When it came to writing up the story I wanted to include that detail, as well as what the store is now. I remembered it is a printing store but had not checked the name the last time I walked past. I lazily used Google Maps’ street view feature to get the name. “Prime Design & Printing |Prime Brokerage”, the image of the store sign on my screen read, and that is what I wrote. The next day I walked past and saw that it is now called simply, “Prime Design & Printing”. A minor change, but I corrected the story.

The two places – Sandy Island and Prime Design & Printing – are reminders that online maps, with all the sophistication of features like satellite imagery, give the illusion of presenting current reality while in fact they do not. Nothing is a substitute for being physically present in a place. Hopefully nothing ever will be.

That said, I did still buy an outdated globe the other day. My fascination with maps is still in tact. After all, it is their limitations and flaws that make them interesting, a bit like people. I was walking back from the 30th Avenue subway station to pick up six month-old CMH from his daycare. As always I was rushing to make sure I was there by six o’clock. I passed the store “Old Village Thrift, Gift and Antiques”, whose owner Sami Mobarak had been one of my 30th Avenue interviewees. Perched at the back of the cluttered table outside the store I glimpsed the globe. I asked Sami’s wife how much it cost and she told me $15. I said I would probably be back to fetch it the next day - I was in a hurry and carrying a lot of stuff. A few paces further along I found myself turning back to buy it. I was excited about giving it to JNH (now two and a half), and worried that someone might snap it up before me.

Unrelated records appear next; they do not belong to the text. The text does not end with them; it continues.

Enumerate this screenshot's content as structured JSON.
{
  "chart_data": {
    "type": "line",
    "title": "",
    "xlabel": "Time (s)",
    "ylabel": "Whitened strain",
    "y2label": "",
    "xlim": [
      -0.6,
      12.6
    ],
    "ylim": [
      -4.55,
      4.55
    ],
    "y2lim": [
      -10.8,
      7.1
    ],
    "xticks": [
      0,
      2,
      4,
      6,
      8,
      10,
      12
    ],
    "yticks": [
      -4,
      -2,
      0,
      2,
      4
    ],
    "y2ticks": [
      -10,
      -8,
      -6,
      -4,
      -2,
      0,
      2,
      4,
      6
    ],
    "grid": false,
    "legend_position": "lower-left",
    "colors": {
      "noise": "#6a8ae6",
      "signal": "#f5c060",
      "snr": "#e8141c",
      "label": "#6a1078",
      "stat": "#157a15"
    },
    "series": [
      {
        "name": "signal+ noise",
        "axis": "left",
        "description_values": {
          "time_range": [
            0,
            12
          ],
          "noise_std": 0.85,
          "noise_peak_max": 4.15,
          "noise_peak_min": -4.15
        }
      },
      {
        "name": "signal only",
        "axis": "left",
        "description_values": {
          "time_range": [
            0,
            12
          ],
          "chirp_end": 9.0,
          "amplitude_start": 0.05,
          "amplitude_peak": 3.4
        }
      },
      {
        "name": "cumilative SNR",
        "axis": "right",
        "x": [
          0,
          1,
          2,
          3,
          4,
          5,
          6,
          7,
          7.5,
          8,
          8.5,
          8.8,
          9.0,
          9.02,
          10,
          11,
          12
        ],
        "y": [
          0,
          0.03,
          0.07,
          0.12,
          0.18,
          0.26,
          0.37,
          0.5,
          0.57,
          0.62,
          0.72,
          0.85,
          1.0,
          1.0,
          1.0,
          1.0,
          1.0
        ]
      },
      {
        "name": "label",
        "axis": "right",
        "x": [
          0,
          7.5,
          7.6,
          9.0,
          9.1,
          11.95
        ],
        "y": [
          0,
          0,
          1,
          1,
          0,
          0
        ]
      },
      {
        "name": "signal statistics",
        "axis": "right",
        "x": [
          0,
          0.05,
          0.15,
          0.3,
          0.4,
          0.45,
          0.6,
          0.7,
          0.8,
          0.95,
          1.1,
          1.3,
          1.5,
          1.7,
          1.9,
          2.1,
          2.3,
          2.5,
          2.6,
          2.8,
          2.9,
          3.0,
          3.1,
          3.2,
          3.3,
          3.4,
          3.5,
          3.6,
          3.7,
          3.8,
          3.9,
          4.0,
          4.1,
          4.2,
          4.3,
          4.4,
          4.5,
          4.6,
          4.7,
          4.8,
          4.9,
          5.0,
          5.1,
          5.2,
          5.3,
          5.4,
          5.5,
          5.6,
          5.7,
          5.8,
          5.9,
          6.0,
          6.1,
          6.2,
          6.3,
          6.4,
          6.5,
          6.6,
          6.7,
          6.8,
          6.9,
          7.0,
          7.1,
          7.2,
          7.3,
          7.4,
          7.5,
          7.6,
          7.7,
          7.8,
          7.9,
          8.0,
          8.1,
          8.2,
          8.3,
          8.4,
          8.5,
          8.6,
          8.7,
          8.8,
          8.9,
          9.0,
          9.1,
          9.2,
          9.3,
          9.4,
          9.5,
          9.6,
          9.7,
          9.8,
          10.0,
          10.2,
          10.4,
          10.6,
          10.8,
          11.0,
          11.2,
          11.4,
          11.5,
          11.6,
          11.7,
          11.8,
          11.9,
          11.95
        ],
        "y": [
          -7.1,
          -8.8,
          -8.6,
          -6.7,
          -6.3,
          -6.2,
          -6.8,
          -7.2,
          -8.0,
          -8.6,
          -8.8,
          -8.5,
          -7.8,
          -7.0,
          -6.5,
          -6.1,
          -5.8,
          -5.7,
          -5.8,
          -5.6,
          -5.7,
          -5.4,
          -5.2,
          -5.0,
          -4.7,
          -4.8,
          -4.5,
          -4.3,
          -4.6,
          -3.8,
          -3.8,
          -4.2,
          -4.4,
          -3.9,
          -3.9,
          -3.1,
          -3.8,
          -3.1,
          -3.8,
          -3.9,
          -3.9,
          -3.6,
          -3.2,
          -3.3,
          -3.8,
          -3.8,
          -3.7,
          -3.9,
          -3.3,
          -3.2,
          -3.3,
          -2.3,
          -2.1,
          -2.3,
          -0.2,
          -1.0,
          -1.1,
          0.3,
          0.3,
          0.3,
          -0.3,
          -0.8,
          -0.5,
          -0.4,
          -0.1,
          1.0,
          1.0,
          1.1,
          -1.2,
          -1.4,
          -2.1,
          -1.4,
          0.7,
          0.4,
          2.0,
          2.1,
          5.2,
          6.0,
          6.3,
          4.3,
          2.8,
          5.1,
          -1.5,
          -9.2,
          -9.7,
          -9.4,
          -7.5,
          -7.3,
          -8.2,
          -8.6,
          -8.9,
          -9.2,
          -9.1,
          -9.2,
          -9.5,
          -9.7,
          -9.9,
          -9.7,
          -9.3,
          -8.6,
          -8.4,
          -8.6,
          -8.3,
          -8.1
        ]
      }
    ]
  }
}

It reminded me of when my paternal grandfather turned up at our house one Christmas with a big box. I was about eight or nine. He told my sister and me that it had a monkey inside. I remember distinctly the feeling of disbelief combined with a glimmer of hope that maybe, just maybe, he meant it, and there really was a monkey inside. My heart beat a bit faster as we opened the box. And it sunk with disappointment when we pulled out a globe, even though it was the kind that lit up when you plugged it in.

Over time the globe grew on me, as the excitement about the monkey-that-wasn’t waned. My childhood friend E and I spun it around to choose a place to “travel” to in our games, taking colored candies along as our malaria tablets. When I was old enough, my real globe-trotting tendencies kicked in. I wanted to feel the places on maps in the flesh, albeit becoming increasingly aware that passing through somewhere does not provide a taste of living there. There is a certain sameness to experiencing different places as an outsider.

JNH is delighted with his globe. He calls it his “gloobe", for some reason. He is learning to point out where he lives – New York – and where his grandparents and aunts live, scattered as they are between the UK, Switzerland, Florida and Dominican Republic. There may come a day when he asks what that big green country labeled “Union of Soviet Socialist Republics” is. Or why South Sudan does not feature. That will present a good excuse for a history lesson: on how the way things are portrayed is not what they are. And on how the way things are one day, they may not be the next.